[haiku-bugs] [Haiku] #6373: Bluetooth address macros are broken
- From: "zooey" <trac@xxxxxxxxxxxx>
- Date: Fri, 23 Jul 2010 19:49:25 -0000
#6373: Bluetooth address macros are broken
--------------------------------------------+-------------------------------
Reporter: zooey | Owner: oruizdorantes
Type: bug | Status: new
Priority: normal | Milestone: R1
Component: Network & Internet/Bluetooth | Version: R1/alpha2
Keywords: | Blocked By:
Has a Patch: 0 | Platform: All
Blocking: |
--------------------------------------------+-------------------------------
The bluetooth.h header defines these bdaddr_t macros:
{{{
#define BDADDR_NULL (&(bdaddr_t) {{0, 0, 0, 0, 0, 0}})

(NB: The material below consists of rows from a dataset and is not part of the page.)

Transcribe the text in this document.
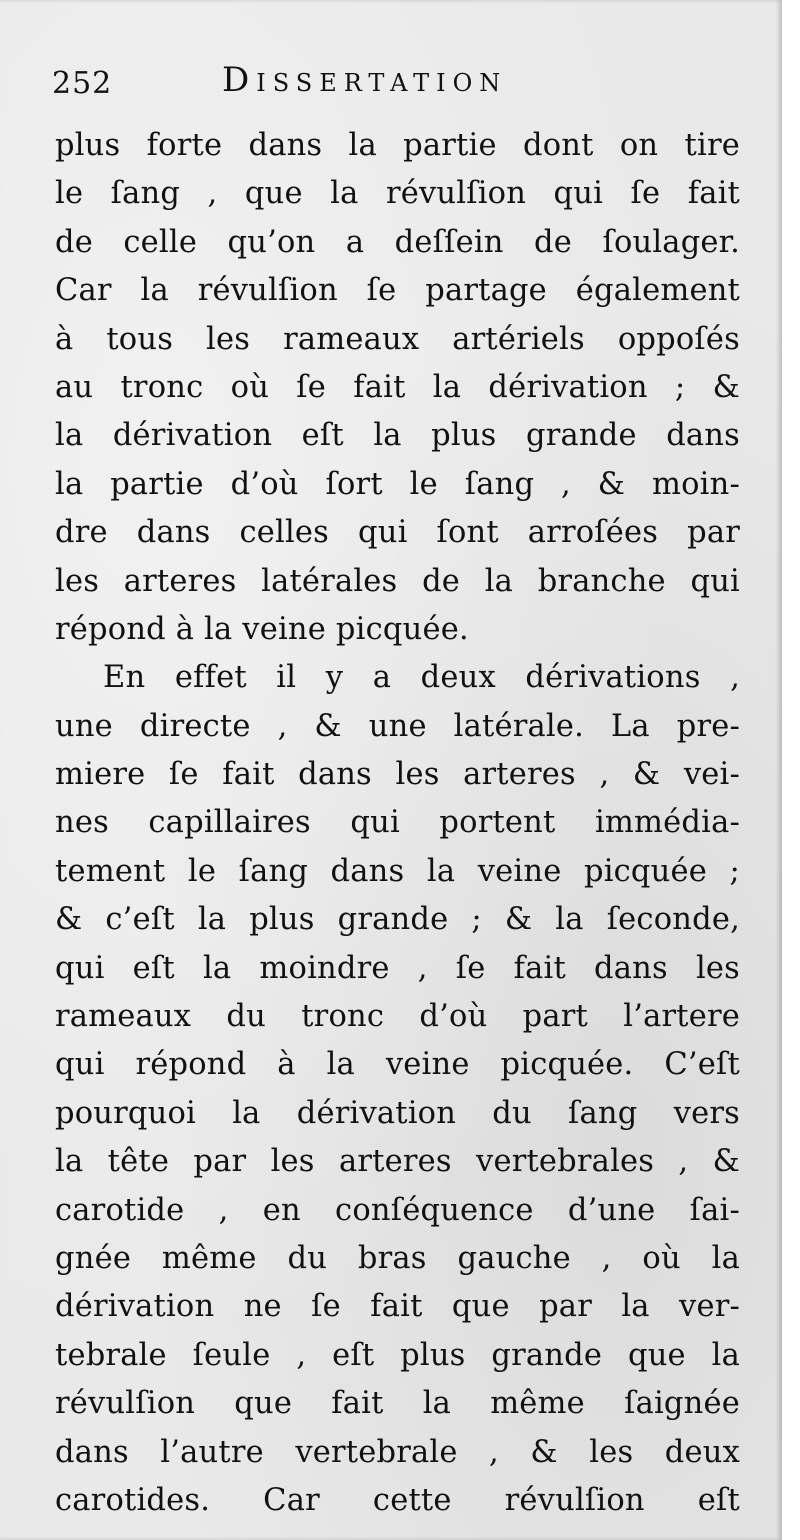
252	Dissertation
plus forte dans la partie dont on tire
le ſang , que la révulſion qui ſe fait
de celle qu’on a deſſein de ſoulager.
Car la révulſion ſe partage également
à tous les rameaux artériels oppoſés
au tronc où ſe fait la dérivation ; &
la dérivation eſt la plus grande dans
la partie d’où ſort le ſang , & moin-
dre dans celles qui ſont arroſées par
les arteres latérales de la branche qui
répond à la veine picquée.
En effet il y a deux dérivations ,
une directe , & une latérale. La pre-
miere ſe fait dans les arteres , & vei-
nes capillaires qui portent immédia-
tement le ſang dans la veine picquée ;
& c’eſt la plus grande ; & la ſeconde,
qui eſt la moindre , ſe fait dans les
rameaux du tronc d’où part l’artere
qui répond à la veine picquée. C’eſt
pourquoi la dérivation du ſang vers
la tête par les arteres vertebrales , &
carotide , en conſéquence d’une ſai-
gnée même du bras gauche , où la
dérivation ne ſe fait que par la ver-
tebrale ſeule , eſt plus grande que la
révulſion que fait la même ſaignée
dans l’autre vertebrale , & les deux
carotides. Car cette révulſion eſt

#define BDADDR_LOCAL (&(bdaddr_t) {{0, 0, 0, 0xff, 0xff,
0xff}})
#define BDADDR_BROADCAST (&(bdaddr_t) {{0xff, 0xff, 0xff, 0xff,
0xff, 0xff}})
}}}
However, the concept of getting an address of a compound literal is pretty
much broken, as compound literals are neither part of the C++ standard
(though gcc supports them) and their lifetime is not well-controlled
inside of a macro.
As an example:
{{{
struct foo {
bdaddr_t peer;
};
void bar()
{
foo myfoo;
if (...)
myfoo.peer = BDADDR_LOCAL;
else
myfoo.peer = BDADDR_NULL;
// try doing something with myfoo, but the actuall bdaddr_t object
will
// be dead here already, so the data at the address myfoo.peer may
have
// been overwritten
}
}}}
Instead, I suggest doing something along the lines of:
{{{
extern const bdaddr_t __BDADDR_NULL;
extern const bdaddr_t __BDADDR_LOCAL;
extern const bdaddr_t __BDADDR_BROADCAST;
#define BDADDR_NULL (&__BDADDR_NULL)
#define BDADDR_LOCAL (&__BDADDR_LOCAL)
#define BDADDR_BROADCAST (&__BDADDR_BROADCAST)
}}}
and then define these constants somewhere in an implementation file that
gets linked by all users of those macros.